In a recent study published in in the journal Diabetes Care, experts found that people who ate lots of fish and limited their intake of poultry and red meat lowered their risk of heart disease and type 2 diabetes. People in the study who were vegetarians in the study saw the greatest drop in risk, but you don’t have to stop eating animal products to enjoy improved health. Here are a few ways to start to eat like those in the study.
Q: HOW DO I EAT MORE FISH?
Many of the people in the study who lowered their risk of diabetes and heart disease ate a lot of fi sh. Fish only takes a few minutes to prepare. Bake, broil, grill or poach your fish, but don’t fry it. Fried foods provide extra calories you don’t need and may have unhealthy trans fats. Find ways to enjoy heart-healthy fish, such as tuna, salmon, herring and sardines at some of your meals. Some people start their day with a piece of heart-healthy herring at breakfast or enjoy it for a snack. For lunch, have tuna or salmon salad made with a fat-free or low-fat mayonnaise. Make the sandwich on whole grain bread or add the fi sh to a tossed green salad.
Q: HOW DO I STILL GET ENOUGH PROTEIN?
Protein foods include red meat, poultry, beans, nuts, fish, tofu, eggs and low-fat cheese. Think about how much protein you eat at meals. The amount of healthy protein you eat should fit into ¼ of a 9-inch dinner plate and be about the size of a deck of cards. If you want to limit your meat or poultry intake, eat them in the correct healthy protein serving size. Don’t take a large chicken breast that fills your plate or a big steak that spills over the sides.

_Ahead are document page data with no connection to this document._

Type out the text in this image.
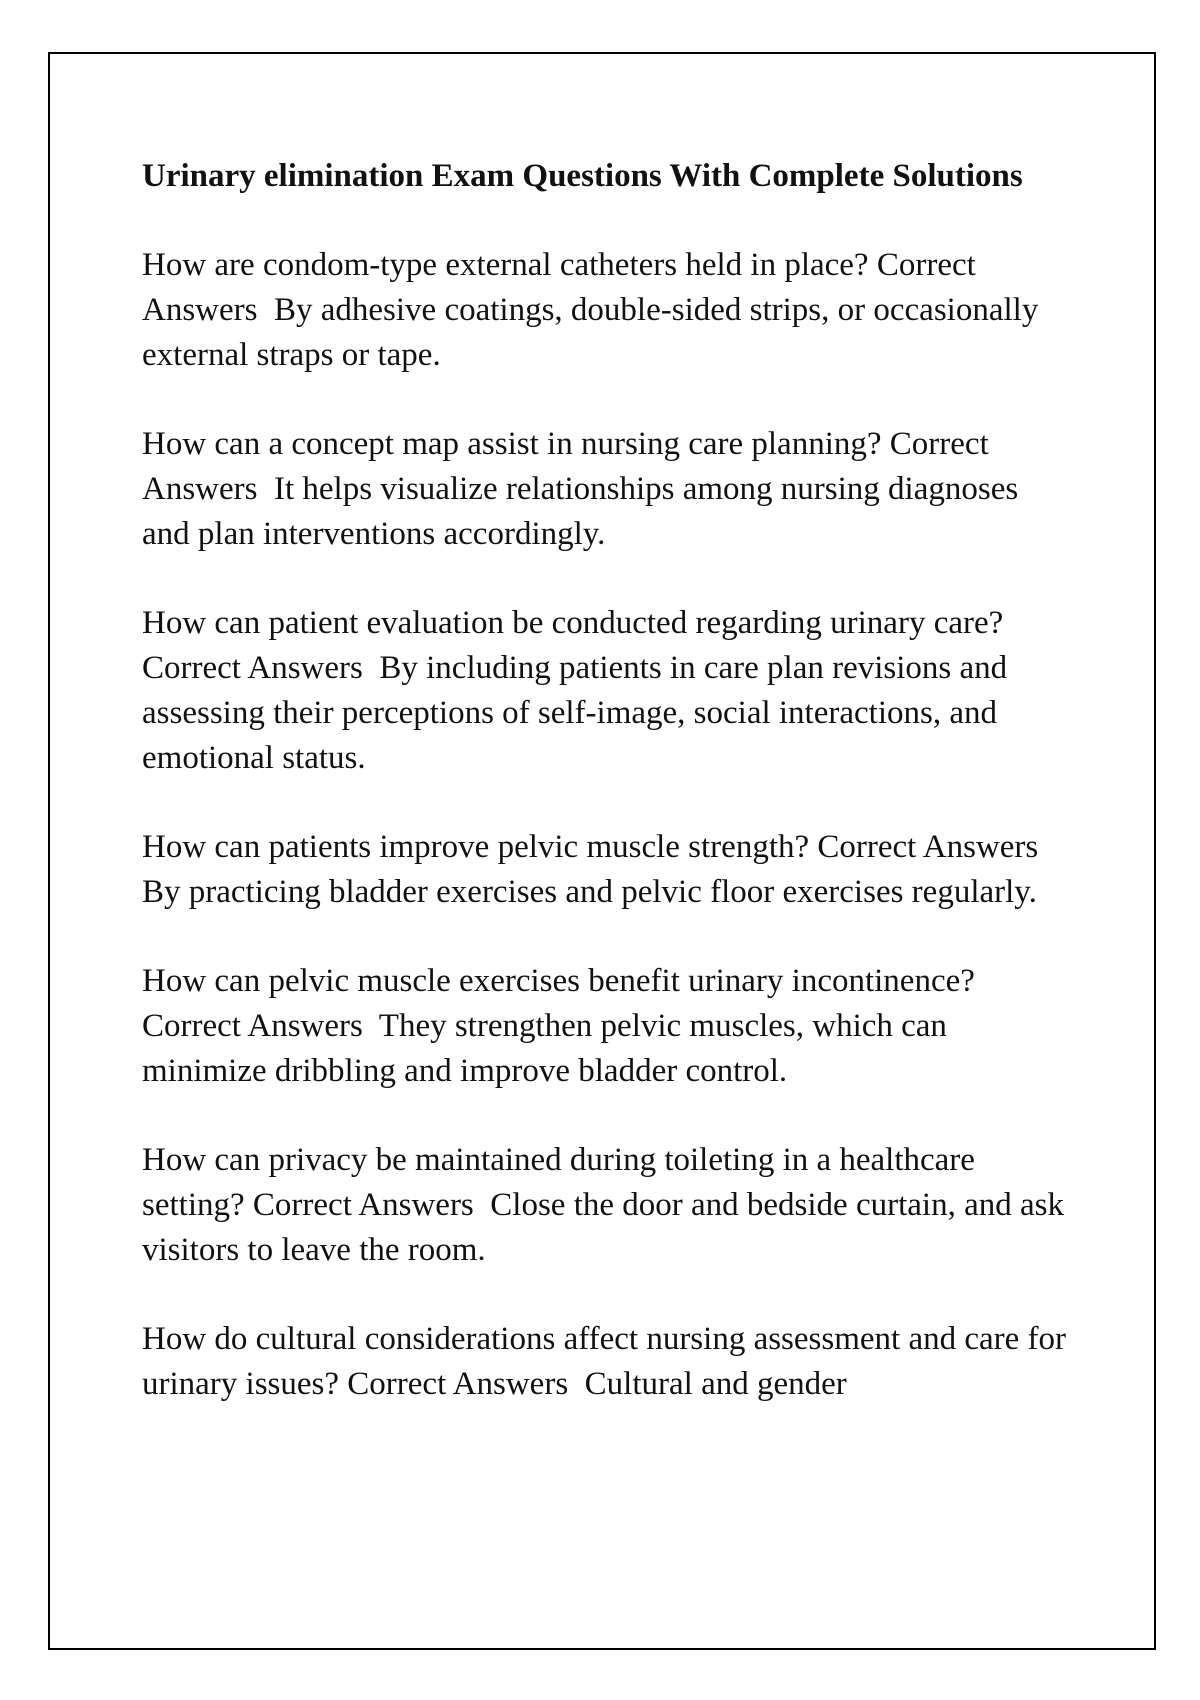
Urinary elimination Exam Questions With Complete Solutions
How are condom-type external catheters held in place? Correct Answers By adhesive coatings, double-sided strips, or occasionally external straps or tape.
How can a concept map assist in nursing care planning? Correct Answers It helps visualize relationships among nursing diagnoses and plan interventions accordingly.
How can patient evaluation be conducted regarding urinary care? Correct Answers By including patients in care plan revisions and assessing their perceptions of self-image, social interactions, and emotional status.
How can patients improve pelvic muscle strength? Correct Answers  By practicing bladder exercises and pelvic floor exercises regularly.
How can pelvic muscle exercises benefit urinary incontinence? Correct Answers They strengthen pelvic muscles, which can minimize dribbling and improve bladder control.
How can privacy be maintained during toileting in a healthcare setting? Correct Answers Close the door and bedside curtain, and ask visitors to leave the room.
How do cultural considerations affect nursing assessment and care for urinary issues? Correct Answers Cultural and gender
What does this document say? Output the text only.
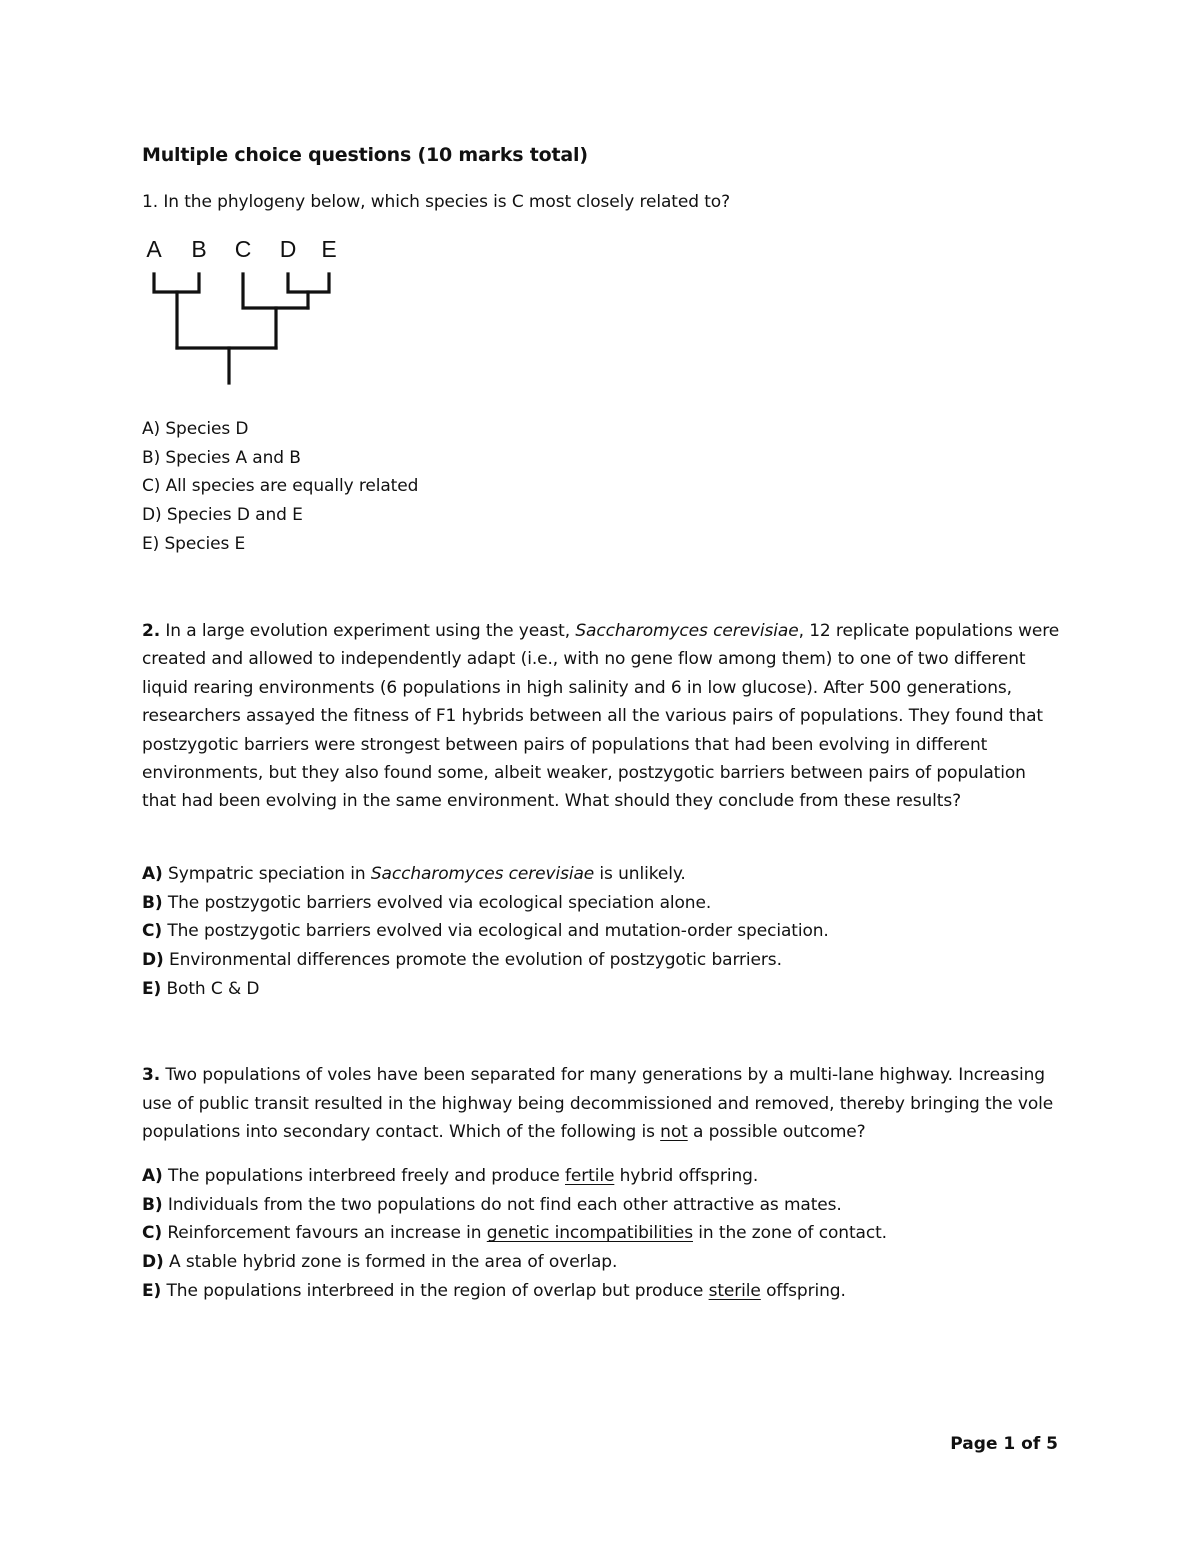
Multiple choice questions (10 marks total)

1. In the phylogeny below, which species is C most closely related to?

A B C D E
A) Species D
B) Species A and B
C) All species are equally related
D) Species D and E
E) Species E

2. In a large evolution experiment using the yeast, Saccharomyces cerevisiae, 12 replicate populations were created and allowed to independently adapt (i.e., with no gene flow among them) to one of two different liquid rearing environments (6 populations in high salinity and 6 in low glucose). After 500 generations, researchers assayed the fitness of F1 hybrids between all the various pairs of populations. They found that postzygotic barriers were strongest between pairs of populations that had been evolving in different environments, but they also found some, albeit weaker, postzygotic barriers between pairs of population that had been evolving in the same environment. What should they conclude from these results?

A) Sympatric speciation in Saccharomyces cerevisiae is unlikely.
B) The postzygotic barriers evolved via ecological speciation alone.
C) The postzygotic barriers evolved via ecological and mutation-order speciation.
D) Environmental differences promote the evolution of postzygotic barriers.
E) Both C & D

3. Two populations of voles have been separated for many generations by a multi-lane highway. Increasing use of public transit resulted in the highway being decommissioned and removed, thereby bringing the vole populations into secondary contact. Which of the following is not a possible outcome?

A) The populations interbreed freely and produce fertile hybrid offspring.
B) Individuals from the two populations do not find each other attractive as mates.
C) Reinforcement favours an increase in genetic incompatibilities in the zone of contact.
D) A stable hybrid zone is formed in the area of overlap.
E) The populations interbreed in the region of overlap but produce sterile offspring.

Page 1 of 5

Q: WHAT ARE GOOD WHOLE GRAIN CHOICES?
Some good choices are brown rice or whole wheat pasta and nonstarchy vegetables, such as broccoli, cauliflower, tomatoes, lettuce and zucchini.
Q: CAN I STILL EAT EGGS?
If you are an egg lover, you may be able to eat eggs as your protein option at some of your meals. A large, multi-year study showed no link between the eggs people ate and their cholesterol level or risk for type 2 diabetes. Ask your healthcare provider or registered dietitian how many whole eggs are right for you, and how you can fit them into your meal plan.
Q: HOW DO I EAT MORE LOW-FAT CHEESE?
Replace some or all of the meat in your sandwich or salad with a low-fat cheese. If you make a sandwich, feel free to pile your fresh vegetables up high. Veggies are great for your health and are very low in calories.
Q: WHAT ARE SOME MEAT ALTERNATIVES?
The word seitan may sound funny, but it is a great vegetarian product. It replaces meat in just about any recipe, such as stews, chili and other dishes. Seitan is made from wheat protein. It looks like meat and has a meat-like texture. Most health food stores sell it. You may also find it sold as mock meat crumbles in the freezer section of your local market.
Tofu is another protein product you can use in place of meat. Tofu picks up the flavor of the foods you cook with it. It can be prepared in many ways: You can panbrown it, put cubes into soup, bake cutlets in a sauce or stir-fry it.
Q: WHAT ABOUT BEING A VEGETARIAN?
If you want to become a vegetarian and cut some or all animal products from your meal plan, do so with the help of a registered dietitian. Animal products provide your body with many important nutrients, such as vitamin B12 and iron, that are impossible or difficult to get from plant foods alone.